If, in­stead, we ac­knowl­edge that our moral be­liefs are merely prefer­ences for how we would like the world to work, we will in­flict less use­less suffer­ing. If we ac­knowl­edge that at­tempt­ing to force our moral­ity on some­one else is in­her­ently co­er­cive, we will use it only in cir­cum­stances where we feel that co­er­cion is jus­tified. We will stop pun­ish­ing peo­ple based on the idea of re­tri­bu­tion and can in­stead adopt an ev­i­dence-based sys­tem that only pun­ishes peo­ple if the pun­ish­ments are rea­son­ably likely to cre­ate bet­ter fu­ture out­comes.

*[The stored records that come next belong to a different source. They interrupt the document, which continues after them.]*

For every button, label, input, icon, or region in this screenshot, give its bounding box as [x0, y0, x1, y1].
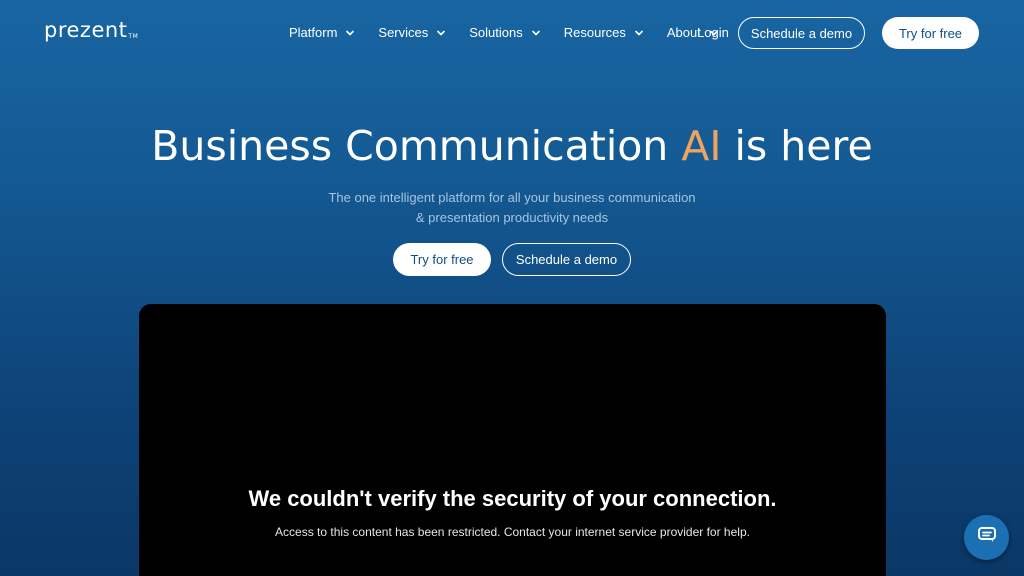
main-menu: Platform Services Solutions Resources Ab…: [289, 25, 742, 40]
hero-subtitle: The one intelligent platform for all you…: [0, 188, 1024, 228]
nav-item-platform[interactable]: Platform: [289, 25, 355, 40]
hero-schedule-demo-button[interactable]: Schedule a demo: [502, 243, 631, 276]
nav-item-label: Platform: [289, 25, 338, 40]
nav-item-resources[interactable]: Resources: [564, 25, 644, 40]
login-link[interactable]: Login: [697, 25, 729, 40]
nav-item-label: About: [666, 25, 701, 40]
hero-title-text-end: is here: [721, 122, 873, 170]
try-for-free-button[interactable]: Try for free: [882, 17, 979, 49]
hero-title-accent: AI: [681, 122, 722, 170]
chevron-down-icon: [531, 28, 541, 38]
nav-item-services[interactable]: Services: [378, 25, 446, 40]
hero-try-for-free-button[interactable]: Try for free: [393, 243, 491, 276]
chevron-down-icon: [436, 28, 446, 38]
logo-text: prezent: [44, 18, 128, 42]
hero-title-text: Business Communication: [151, 122, 682, 170]
schedule-demo-button[interactable]: Schedule a demo: [738, 17, 865, 49]
chevron-down-icon: [634, 28, 644, 38]
chat-icon: [977, 526, 997, 549]
nav-item-label: Services: [378, 25, 429, 40]
chevron-down-icon: [345, 28, 355, 38]
hero-title: Business Communication AI is here: [0, 122, 1024, 170]
hero-subtitle-line: & presentation productivity needs: [415, 210, 609, 225]
nav-item-label: Solutions: [469, 25, 523, 40]
nav-item-label: Resources: [563, 25, 626, 40]
video-error-title: We couldn't verify the security of your …: [248, 486, 777, 511]
top-navigation: prezent TM Platform Services Solutions R…: [0, 0, 1024, 66]
video-error-message: Access to this content has been restrict…: [275, 525, 750, 539]
nav-item-solutions[interactable]: Solutions: [469, 25, 540, 40]
trademark-mark: TM: [128, 33, 139, 40]
chat-widget-button[interactable]: [964, 515, 1009, 560]
hero-subtitle-line: The one intelligent platform for all you…: [328, 190, 696, 205]
prezent-logo[interactable]: prezent TM: [44, 18, 138, 42]
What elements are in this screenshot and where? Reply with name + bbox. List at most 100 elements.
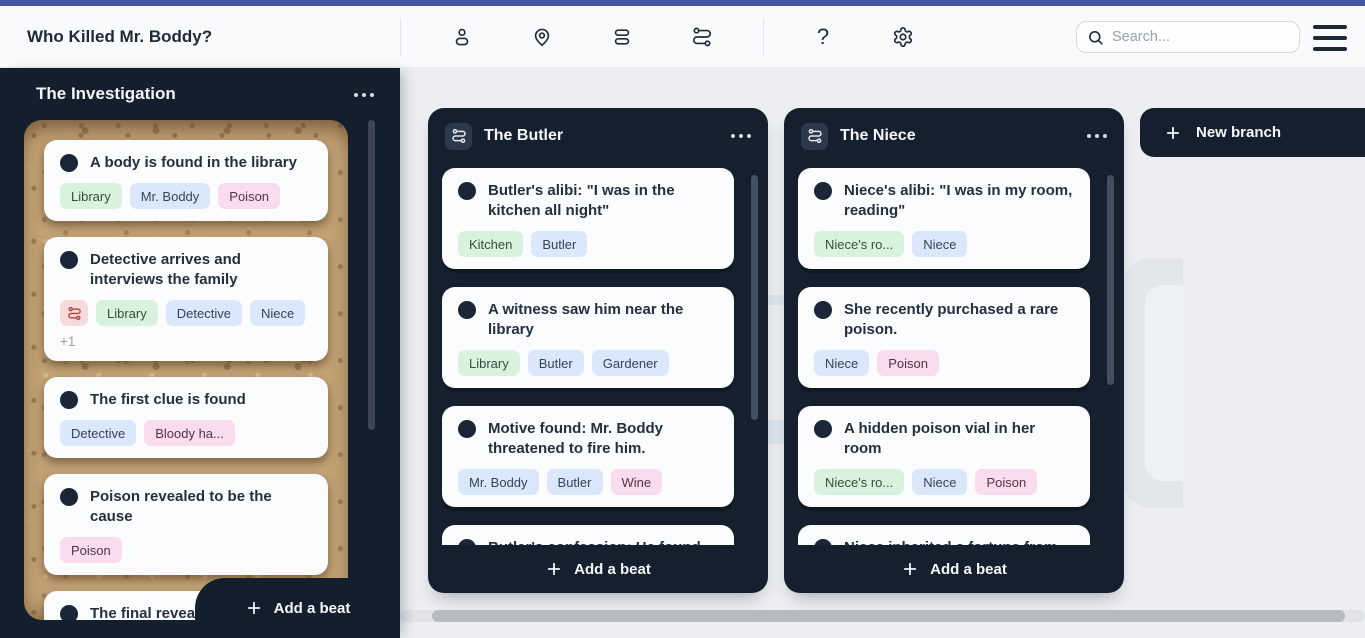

I have a prefer­ence for less suffer­ing in the world. If you share that prefer­ence, con­sider adopt­ing an ex­plic­itly ego­ist moral­ity and en­courag­ing oth­ers with similar prefer­ences to do the same. We will never tame our most bar­baric im­pulses un­less we aban­don the idea that we are able to morally judge oth­ers.